Nausea and Menopause



Nausea and menopause are not typically associated with each other and many women will go through the menopause and nausea will not bother them at all. However, a significant number of women will have a problem with nausea and menopause is the trigger for a number of reasons which we will discuss later.

The menopause can be defined as an absence of menstruation. For the menopause to have been officially reached according to medical definitions there has to have been an absence of menstrual periods for one year. This can obviously occur over a span of ages and this differs between women; however, typical ages for the menopause are between forty-five and fifty-five years of age. Often there is a lead-up of years to this eventual menopause or cessation of menstruation and it is during this period that nausea can become problematic.

The symptoms of nausea and menopause are typically linked because of the lack of oestrogen that occurs in the menopause. Estrogen depletion in the menopause is also the reason for women’s decreased protection against osteoporosis and cardiovascular diseases after the menopause is reached, as well as the eternal signs of aging like wrinkled skin being as a result of lower levels of estrogen.

There are several reasons why nausea and menopause go hand in hand in some women. Symptoms can build and subside gradually or they can be sudden and intense. Every woman is individual in this. Sometimes the symptoms subside naturally; sometimes they require medical treatment.

The effect of the menopause on the gut

A women’s gastrointestinal tract can be affected by the menopause and nausea may recur as a result. Oestrogen is the female hormone which is primarily responsible for fat distribution in females. Prior to the menopause, this encourages fat to collect on the hips, bottom and lower stomach to protect a woman’s reproductive organs. After the menopause, this is no longer needed and with lower levels of oestrogen in the body, fat distribution becomes more even as in men. The bio-chemical changes in the gut which occur during the period leading up to the menopause can also cause nausea.

At the time of the menopause, the production of progesterone also decreases. Progesterone is one of the most significant hormones that are produced by the ovaries whilst women are still ovulating – the other one of course being estrogen. Before the menopause, estrogen is the main hormone at the beginning of the menstrual cycle. Stimulated by ovulation, progesterone is found in higher levels in the latter half of the month. When the brain tells the ovaries via the pituitary gland to stop producing progesterone, menstruation is the result – usually within two days.

Progesterone is made from the sterol pregnenolone, which is in turn comprised of cholesterol, produced by the breakdown of sugar and fat in the body.

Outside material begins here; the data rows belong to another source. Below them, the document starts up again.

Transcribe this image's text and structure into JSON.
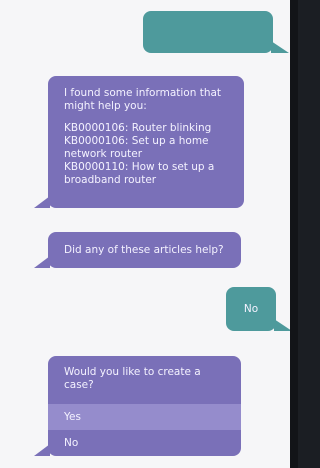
{
  "messages": {
    "user_1": "",
    "bot_info_intro": "I found some information that might help you:",
    "bot_info_articles": [
      "KB0000106: Router blinking",
      "KB0000106: Set up a home network router",
      "KB0000110: How to set up a broadband router"
    ],
    "bot_question": "Did any of these articles help?",
    "user_reply": "No",
    "bot_case_question": "Would you like to create a case?",
    "options": [
      "Yes",
      "No"
    ]
  },
  "colors": {
    "bot_bubble": "#7a70b8",
    "user_bubble": "#4e9a9c",
    "selected_option": "#958ccc",
    "background": "#f6f6f8"
  }
}
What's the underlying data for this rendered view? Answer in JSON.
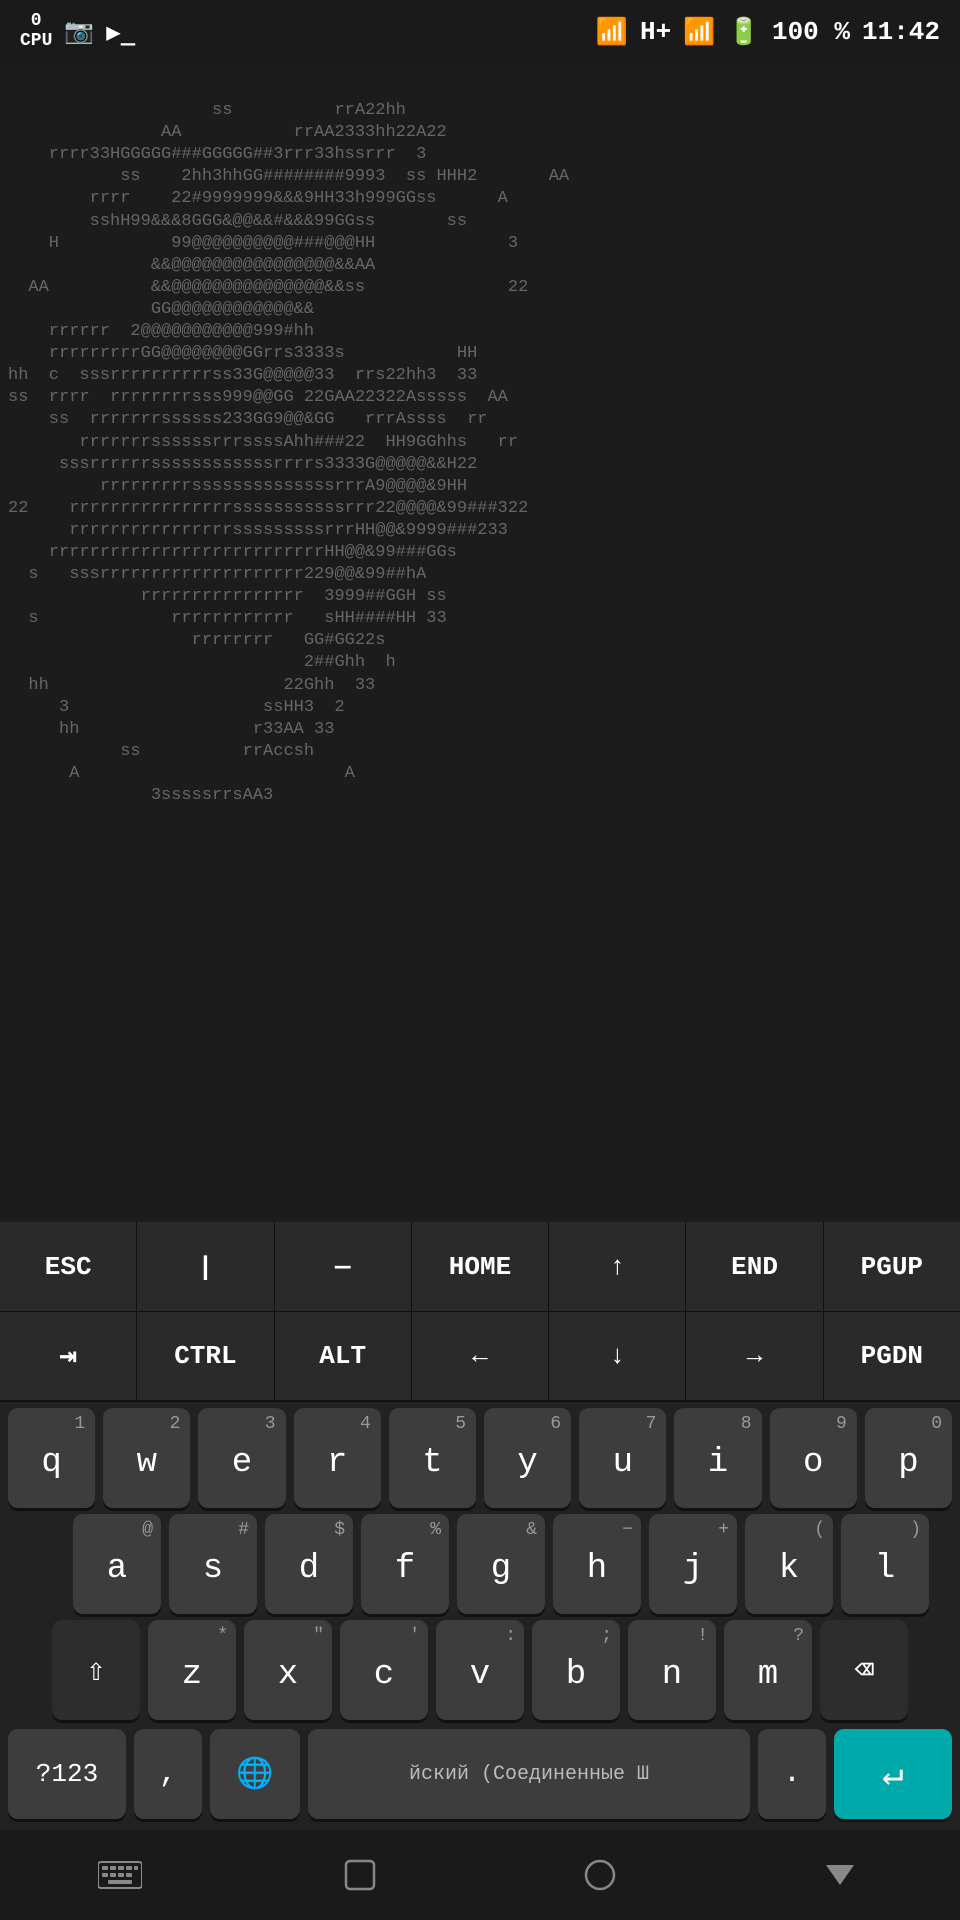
{
  "statusBar": {
    "cpu": "0\nCPU",
    "cpuNum": "0",
    "cpuLabel": "CPU",
    "battery": "100 %",
    "time": "11:42",
    "signal": "H+"
  },
  "terminal": {
    "lines": [
      "                    ss          rrA22hh",
      "               AA           rrAA2333hh22A22",
      "    rrrr33HGGGGG###GGGGG##3rrr33hssrrr  3",
      "           ss    2hh3hhGG########9993  ss HHH2       AA",
      "        rrrr    22#9999999&&&9HH33h999GGss      A",
      "        sshH99&&&8GGG&@@&&#&&&99GGss       ss",
      "    H           99@@@@@@@@@@###@@@HH             3",
      "              &&@@@@@@@@@@@@@@@@&&AA",
      "  AA          &&@@@@@@@@@@@@@@@&&ss              22",
      "              GG@@@@@@@@@@@@&&",
      "    rrrrrr  2@@@@@@@@@@@999#hh",
      "    rrrrrrrrrGG@@@@@@@@GGrrs3333s           HH",
      "hh  c  sssrrrrrrrrrrss33G@@@@@33  rrs22hh3  33",
      "ss  rrrr  rrrrrrrrsss999@@GG 22GAA22322Asssss  AA",
      "    ss  rrrrrrrssssss233GG9@@&GG   rrrAssss  rr",
      "       rrrrrrrssssssrrrssssAhh###22  HH9GGhhs   rr",
      "     sssrrrrrrssssssssssssrrrrs3333G@@@@@&&H22",
      "         rrrrrrrrrssssssssssssssrrrA9@@@@&9HH",
      "22    rrrrrrrrrrrrrrrrsssssssssssrrr22@@@@&99###322",
      "      rrrrrrrrrrrrrrrrsssssssssrrrHH@@&9999###233",
      "    rrrrrrrrrrrrrrrrrrrrrrrrrrrHH@@&99###GGs",
      "  s   sssrrrrrrrrrrrrrrrrrrrr229@@&99##hA",
      "             rrrrrrrrrrrrrrrr  3999##GGH ss",
      "  s             rrrrrrrrrrrr   sHH####HH 33",
      "                  rrrrrrrr   GG#GG22s",
      "                             2##Ghh  h",
      "  hh                       22Ghh  33",
      "     3                   ssHH3  2",
      "     hh                 r33AA 33",
      "           ss          rrAccsh",
      "      A                          A",
      "              3sssssrrsAA3"
    ]
  },
  "specialRow1": {
    "keys": [
      "ESC",
      "|",
      "—",
      "HOME",
      "↑",
      "END",
      "PGUP"
    ]
  },
  "specialRow2": {
    "keys": [
      "⇥",
      "CTRL",
      "ALT",
      "←",
      "↓",
      "→",
      "PGDN"
    ]
  },
  "keyboardRow1": {
    "keys": [
      {
        "num": "1",
        "letter": "q"
      },
      {
        "num": "2",
        "letter": "w"
      },
      {
        "num": "3",
        "letter": "e"
      },
      {
        "num": "4",
        "letter": "r"
      },
      {
        "num": "5",
        "letter": "t"
      },
      {
        "num": "6",
        "letter": "y"
      },
      {
        "num": "7",
        "letter": "u"
      },
      {
        "num": "8",
        "letter": "i"
      },
      {
        "num": "9",
        "letter": "o"
      },
      {
        "num": "0",
        "letter": "p"
      }
    ]
  },
  "keyboardRow2": {
    "keys": [
      {
        "sym": "@",
        "letter": "a"
      },
      {
        "sym": "#",
        "letter": "s"
      },
      {
        "sym": "$",
        "letter": "d"
      },
      {
        "sym": "%",
        "letter": "f"
      },
      {
        "sym": "&",
        "letter": "g"
      },
      {
        "sym": "−",
        "letter": "h"
      },
      {
        "sym": "+",
        "letter": "j"
      },
      {
        "sym": "(",
        "letter": "k"
      },
      {
        "sym": ")",
        "letter": "l"
      }
    ]
  },
  "keyboardRow3": {
    "keys": [
      {
        "sym": "*",
        "letter": "z"
      },
      {
        "sym": "\"",
        "letter": "x"
      },
      {
        "sym": "'",
        "letter": "c"
      },
      {
        "sym": ":",
        "letter": "v"
      },
      {
        "sym": ";",
        "letter": "b"
      },
      {
        "sym": "!",
        "letter": "n"
      },
      {
        "sym": "?",
        "letter": "m"
      }
    ]
  },
  "keyboardRow4": {
    "numLabel": "?123",
    "commaLabel": ",",
    "spaceLabel": "йский (Соединенные Ш",
    "periodLabel": ".",
    "enterLabel": "↵"
  },
  "navbar": {
    "keyboardIcon": "⬛",
    "squareIcon": "□",
    "circleIcon": "○",
    "triangleIcon": "▼"
  }
}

Progesterone is essential in the balancing of sugars and electrolytes within the body as well as blood pressure; fluctuations in all of these can be enough to create nausea and menopause is a time of great fluctuation in these hormones.

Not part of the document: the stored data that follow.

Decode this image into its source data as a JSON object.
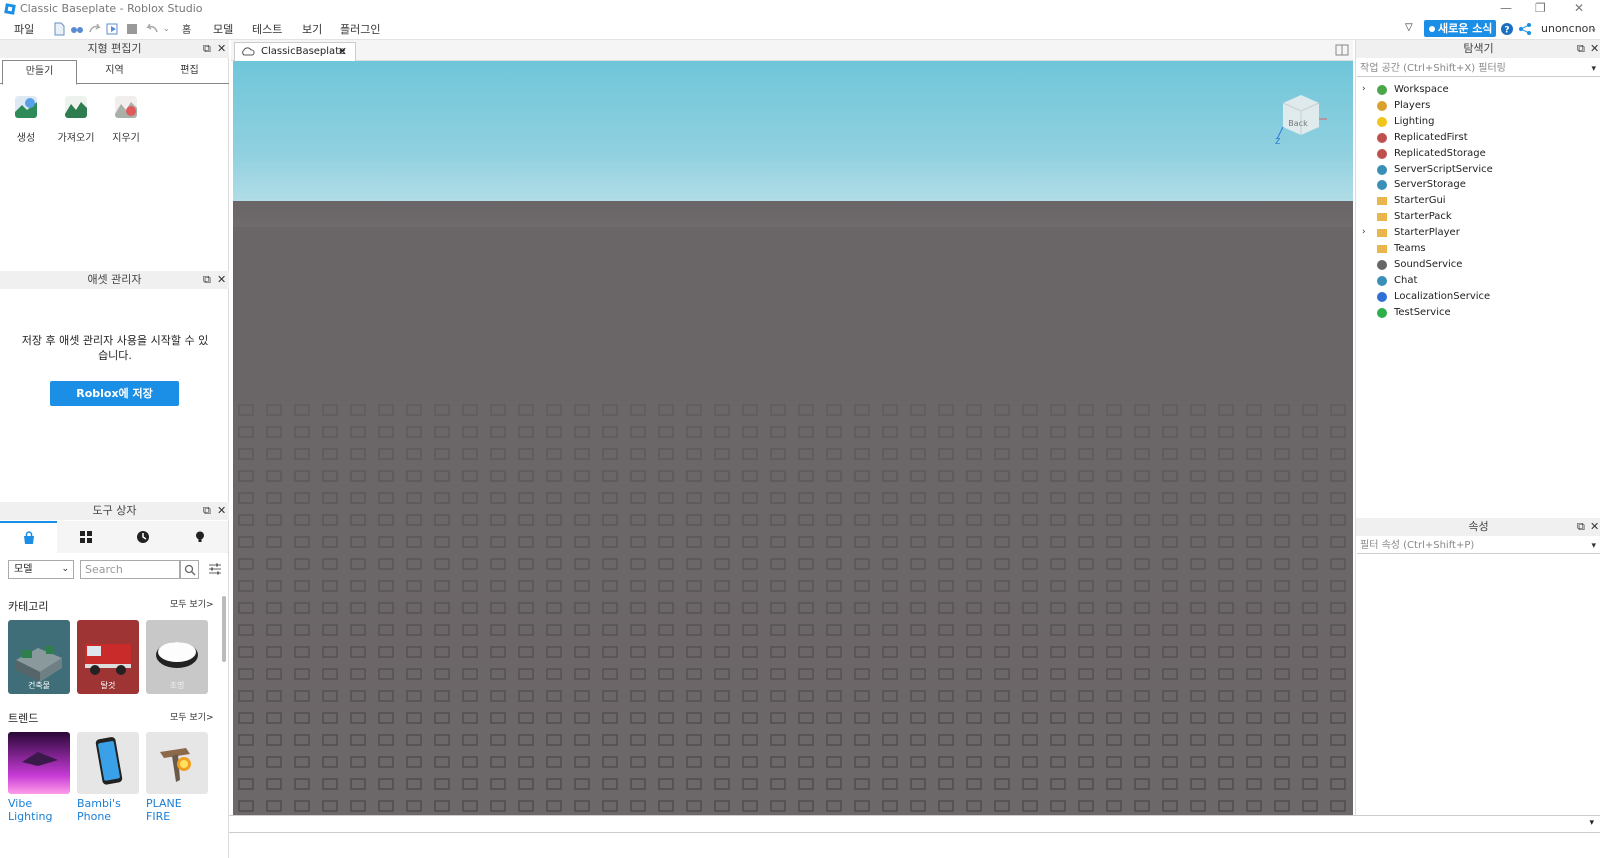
{
  "window": {
    "title": "Classic Baseplate - Roblox Studio",
    "controls": [
      "—",
      "❐",
      "✕"
    ]
  },
  "menu": {
    "file": "파일",
    "items": [
      "모델",
      "테스트",
      "보기",
      "플러그인"
    ],
    "hat_icon": "홈",
    "news_button": "새로운 소식",
    "username": "unoncnon"
  },
  "terrain_editor": {
    "title": "지형 편집기",
    "tabs": [
      "만들기",
      "지역",
      "편집"
    ],
    "tools": [
      {
        "label": "생성",
        "icon": "generate-terrain-icon"
      },
      {
        "label": "가져오기",
        "icon": "import-terrain-icon"
      },
      {
        "label": "지우기",
        "icon": "clear-terrain-icon"
      }
    ]
  },
  "asset_manager": {
    "title": "애셋 관리자",
    "message": "저장 후 애셋 관리자 사용을 시작할 수 있습니다.",
    "save_button": "Roblox에 저장"
  },
  "toolbox": {
    "title": "도구 상자",
    "tab_icons": [
      "marketplace-bag-icon",
      "inventory-grid-icon",
      "recent-clock-icon",
      "creations-bulb-icon"
    ],
    "category_select": "모델",
    "search_placeholder": "Search",
    "sections": [
      {
        "title": "카테고리",
        "see_all": "모두 보기>",
        "items": [
          {
            "label": "건축물",
            "color": "#4b7a86"
          },
          {
            "label": "탈것",
            "color": "#a83a3a"
          },
          {
            "label": "조명",
            "color": "#c9c9c9"
          }
        ]
      },
      {
        "title": "트렌드",
        "see_all": "모두 보기>",
        "items": [
          {
            "label": "Vibe Lighting"
          },
          {
            "label": "Bambi's Phone"
          },
          {
            "label": "PLANE FIRE"
          }
        ]
      }
    ]
  },
  "document": {
    "tab_label": "ClassicBaseplate"
  },
  "explorer": {
    "title": "탐색기",
    "filter_placeholder": "작업 공간 (Ctrl+Shift+X) 필터링",
    "items": [
      {
        "label": "Workspace",
        "expandable": true,
        "icon": "workspace-globe-icon",
        "color": "#4aa84a"
      },
      {
        "label": "Players",
        "expandable": false,
        "icon": "players-icon",
        "color": "#d9a22d"
      },
      {
        "label": "Lighting",
        "expandable": false,
        "icon": "lighting-bulb-icon",
        "color": "#f0c419"
      },
      {
        "label": "ReplicatedFirst",
        "expandable": false,
        "icon": "replicated-first-icon",
        "color": "#c0504d"
      },
      {
        "label": "ReplicatedStorage",
        "expandable": false,
        "icon": "replicated-storage-icon",
        "color": "#c0504d"
      },
      {
        "label": "ServerScriptService",
        "expandable": false,
        "icon": "server-script-service-icon",
        "color": "#3a8fb7"
      },
      {
        "label": "ServerStorage",
        "expandable": false,
        "icon": "server-storage-icon",
        "color": "#3a8fb7"
      },
      {
        "label": "StarterGui",
        "expandable": false,
        "icon": "starter-gui-folder-icon",
        "color": "#e8b64c"
      },
      {
        "label": "StarterPack",
        "expandable": false,
        "icon": "starter-pack-folder-icon",
        "color": "#e8b64c"
      },
      {
        "label": "StarterPlayer",
        "expandable": true,
        "icon": "starter-player-folder-icon",
        "color": "#e8b64c"
      },
      {
        "label": "Teams",
        "expandable": false,
        "icon": "teams-folder-icon",
        "color": "#e8b64c"
      },
      {
        "label": "SoundService",
        "expandable": false,
        "icon": "sound-speaker-icon",
        "color": "#666666"
      },
      {
        "label": "Chat",
        "expandable": false,
        "icon": "chat-bubble-icon",
        "color": "#3a8fb7"
      },
      {
        "label": "LocalizationService",
        "expandable": false,
        "icon": "localization-globe-icon",
        "color": "#2f6fd6"
      },
      {
        "label": "TestService",
        "expandable": false,
        "icon": "test-check-icon",
        "color": "#2fae4a"
      }
    ]
  },
  "properties": {
    "title": "속성",
    "filter_placeholder": "필터 속성 (Ctrl+Shift+P)"
  },
  "viewcube": {
    "face_label": "Back",
    "axis_label": "Z"
  }
}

Other causes of nausea and menopause links

Many women experience extreme fatigue and this can result in nausea and menopause fatigue can also create a kind of motion sickness. This latter nausea and menopause link can result from the senses sending mixed signals to the brain; this can cause a menopausal woman’s eyes and ears to be over-stimulated which creates a kind of dizziness and nausea which can be quite difficult to tolerate. These kinds of nausea and menopause symptoms may only be greatly reduced by lying down still in a darkened room with your eyes covered for a while.

Nausea and menopause may also be linked because of fatigue. Many of us will be able to relate being so tired that we feel physically sick. Tiredness through night sweats and insomnia can worsen significantly during the menopause and nausea can be the unfortunate result.


There are several natural and synthetic treatments available for unpleasant symptoms of the menopause and nausea is often treated, if severe, with natural progesterone. This can be used as a treatment quite easily in a progesterone cream which is smoothed into such paces on the body as behind the knees and on the elbows where there is less fat to inhibit the absorption of progesterone into the body.